Nel frattempo la compagnia si occupa di ingegnerizzare microrganismi al fine di convertire lo zucchero in bio-carburante e, a tal proposito, anche la Synthetic Genomics fondata da Craig Venter si dedica alla produzione della quarta generazione di bio-fuels via biologia sintetica. E non sono i soli. Le big pharma avranno anche abbandonato l’uso della genomica per la medicina personalizzata, ma la medicina personalizzata è solo all’alba del suo potenziale: uno spunto ci viene dato da Andrew Hessel, altro entusiasta della biologia di sintesi e fondatore della Pink Army Cooperation, il cui scopo è, appunto, quello di combattere il cancro una persona alla volta. L’idea di fondo è sviluppare una cura che funzioni per un cancro dotato di nome e cognome in laboratori open source e ciò significa tagliare i costi di una manifattura su larga scala e accorciare di anni i tempi dei trials clinici. Gratuitamente. Non avendo intenzione di sviluppare medicinali su larga scala per un vasto numero di persone, ma solo per una, questa biotech company strutturata come una co-op può permettersi di focalizzarsi solo su un cancro “for free”: la medicina personalizzata è data gratuitamente al cliente in cambio della condivisione dei suoi effetti sul paziente per conoscerne l’efficienza.

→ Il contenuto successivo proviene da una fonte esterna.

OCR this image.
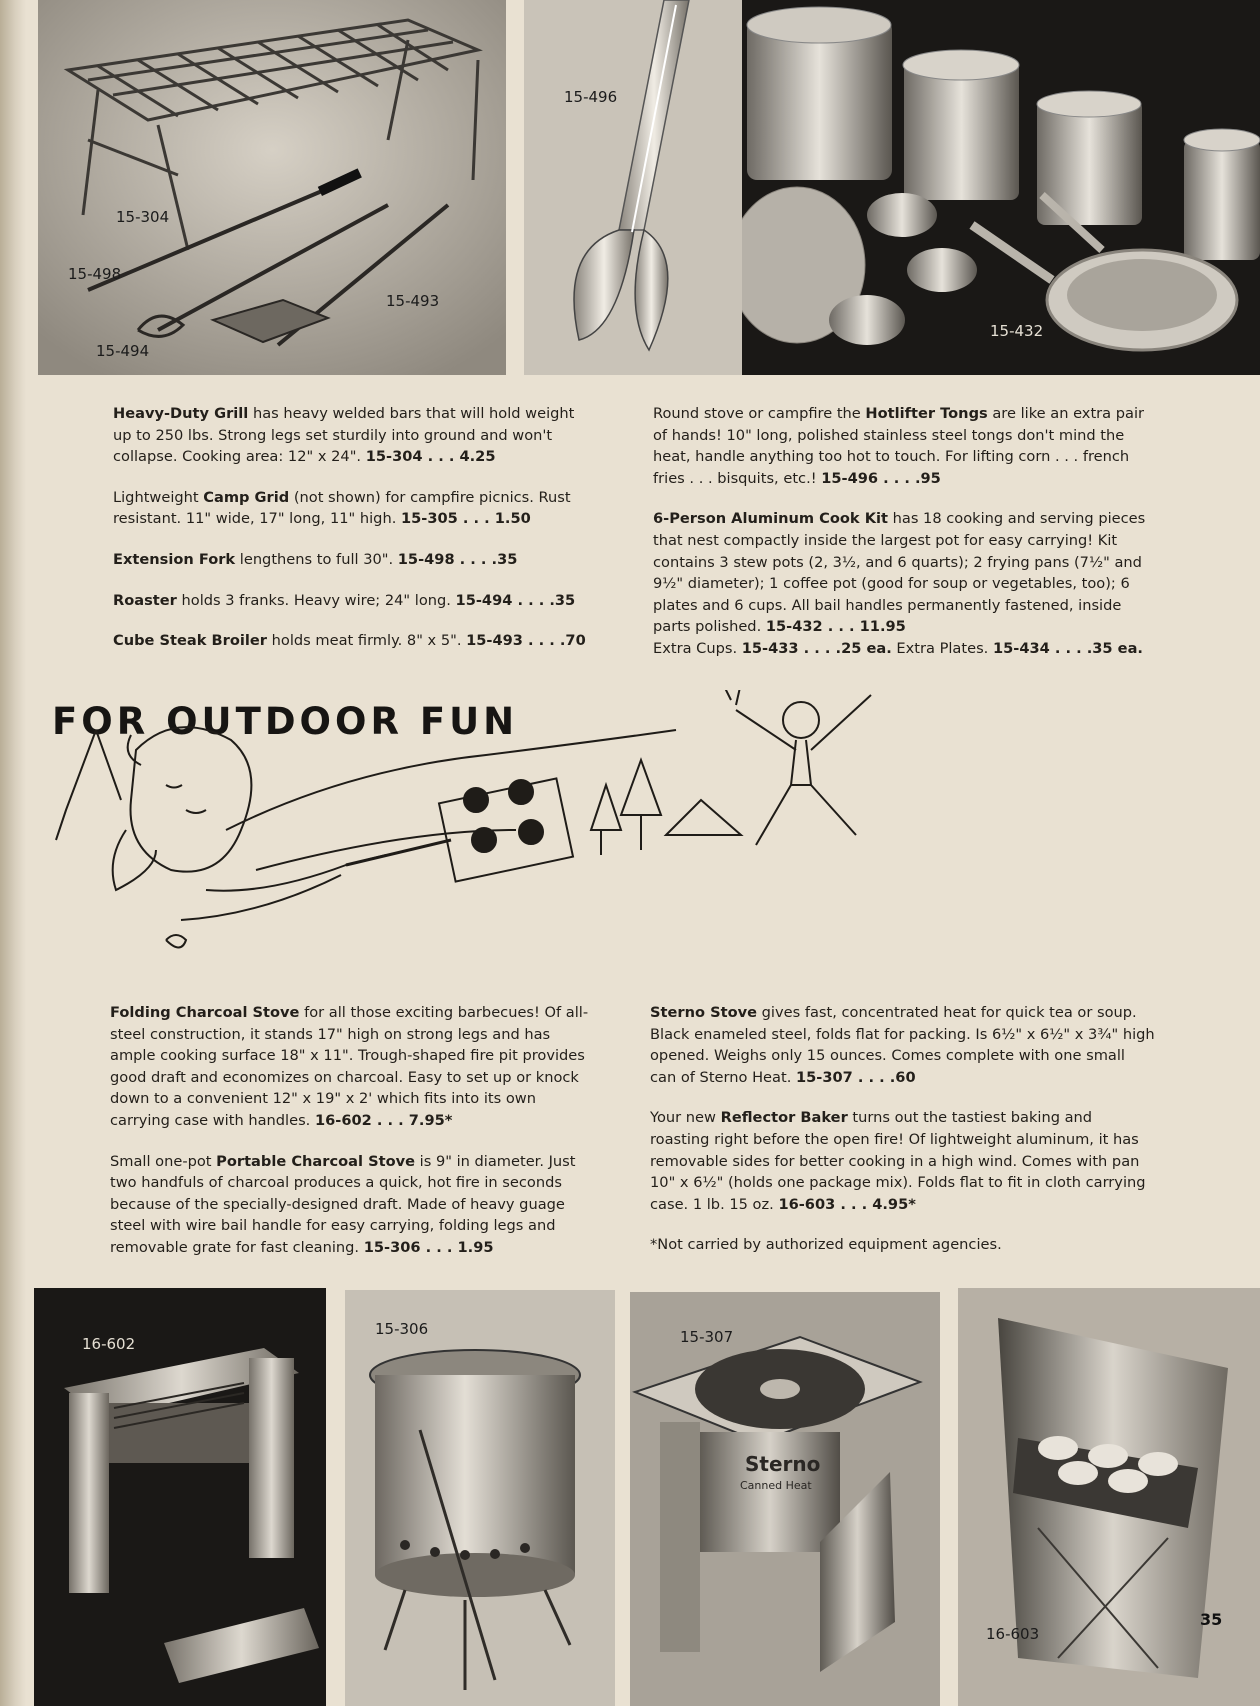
15-304
15-498
15-493
15-494
15-496
15-432

Heavy-Duty Grill has heavy welded bars that will hold weight up to 250 lbs. Strong legs set sturdily into ground and won't collapse. Cooking area: 12" x 24". 15-304 . . . 4.25

Lightweight Camp Grid (not shown) for campfire picnics. Rust resistant. 11" wide, 17" long, 11" high. 15-305 . . . 1.50

Extension Fork lengthens to full 30". 15-498 . . . .35

Roaster holds 3 franks. Heavy wire; 24" long. 15-494 . . . .35

Cube Steak Broiler holds meat firmly. 8" x 5". 15-493 . . . .70

Round stove or campfire the Hotlifter Tongs are like an extra pair of hands! 10" long, polished stainless steel tongs don't mind the heat, handle anything too hot to touch. For lifting corn . . . french fries . . . bisquits, etc.! 15-496 . . . .95

6-Person Aluminum Cook Kit has 18 cooking and serving pieces that nest compactly inside the largest pot for easy carrying! Kit contains 3 stew pots (2, 3½, and 6 quarts); 2 frying pans (7½" and 9½" diameter); 1 coffee pot (good for soup or vegetables, too); 6 plates and 6 cups. All bail handles permanently fastened, inside parts polished. 15-432 . . . 11.95
Extra Cups. 15-433 . . . .25 ea. Extra Plates. 15-434 . . . .35 ea.

FOR OUTDOOR FUN

Folding Charcoal Stove for all those exciting barbecues! Of all-steel construction, it stands 17" high on strong legs and has ample cooking surface 18" x 11". Trough-shaped fire pit provides good draft and economizes on charcoal. Easy to set up or knock down to a convenient 12" x 19" x 2' which fits into its own carrying case with handles. 16-602 . . . 7.95*

Small one-pot Portable Charcoal Stove is 9" in diameter. Just two handfuls of charcoal produces a quick, hot fire in seconds because of the specially-designed draft. Made of heavy guage steel with wire bail handle for easy carrying, folding legs and removable grate for fast cleaning. 15-306 . . . 1.95

Sterno Stove gives fast, concentrated heat for quick tea or soup. Black enameled steel, folds flat for packing. Is 6½" x 6½" x 3¾" high opened. Weighs only 15 ounces. Comes complete with one small can of Sterno Heat. 15-307 . . . .60

Your new Reflector Baker turns out the tastiest baking and roasting right before the open fire! Of lightweight aluminum, it has removable sides for better cooking in a high wind. Comes with pan 10" x 6½" (holds one package mix). Folds flat to fit in cloth carrying case. 1 lb. 15 oz. 16-603 . . . 4.95*

*Not carried by authorized equipment agencies.

16-602
15-306
Sterno
Canned Heat
15-307
16-603
35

La proposta è anticonvenzionale e la definizione di quale modalità di accesso possa etichettare questo accordo tra paziente e ricercatore non è facile. Ad ogni modo vale la pena discutere di ciò e dello sviluppo dell’iter clinico, soprattutto in seguito ai risultati promettenti raggiunti col virus Ebola che ha costretto i ricercatori a tempi brevissimi per la creazione e la sperimentazione di un vaccino in Guinea, vaccino che avrebbe altrimenti impiegato anni ad essere approvato.


Andrew Hessel, con entusiasmo a dir poco virale, parla della virologia sintetica e del significato della Pink Army

Resta da menzionare l’accostamento che viene sovente fatto tra le biotecnologie emergenti e la rivoluzione digitale del personal computer, a partire dal garage. Esiste un movimento, chiamato DIY-bio, dove DIY sta per “Do It Yourself”, che si pone come obiettivo quello di rendere le biotecnologie accessibili a tutti, non solo agli esperti, ma anche e soprattutto ai non esperti. Sono laboratori sparsi per il mondo dalle disponibilità tecnologiche più diverse, dalle grandi città ai piccoli villaggi, il cui filo comune è appunto la possibilità per chiunque sia curioso di avvicinarsi ad un laboratorio, di seguire corsi, apprendere, educare, sperimentare e respirare un clima di totale apertura sia nei confronti delle persone sia delle idee. Il sentimento di fondo è il medesimo di iGEM, entrambi un impareggiabile strumento educativo e di divulgazione. Non a caso dall’anno scorso anche gli open lab possono gareggiare al pari dei team universitari nella competizione internazionale.

Qui il cerchio della nostra breve storia si chiude, ad anello. Come dice Ellen Jorgensen, uno dei fondatori di Genspace, il community lab aperto a Brooklyn cinque anni fa:

We hack hardware, software, wetware, and, of course, the code of life. We like to build things. Then we like to take things apart. We make things grow. We make things glow. And we make cells dance.

C’è da chiedersi se, dopo il personal computer, il prossimo step sarà il personal bio-lab… Non a caso si fanno chiamare bio-hackers. E se per fare l’albero ci vuole un seme, per fare il latte non serve più una mucca. Ecco in tavola un Real Vegan Cheese.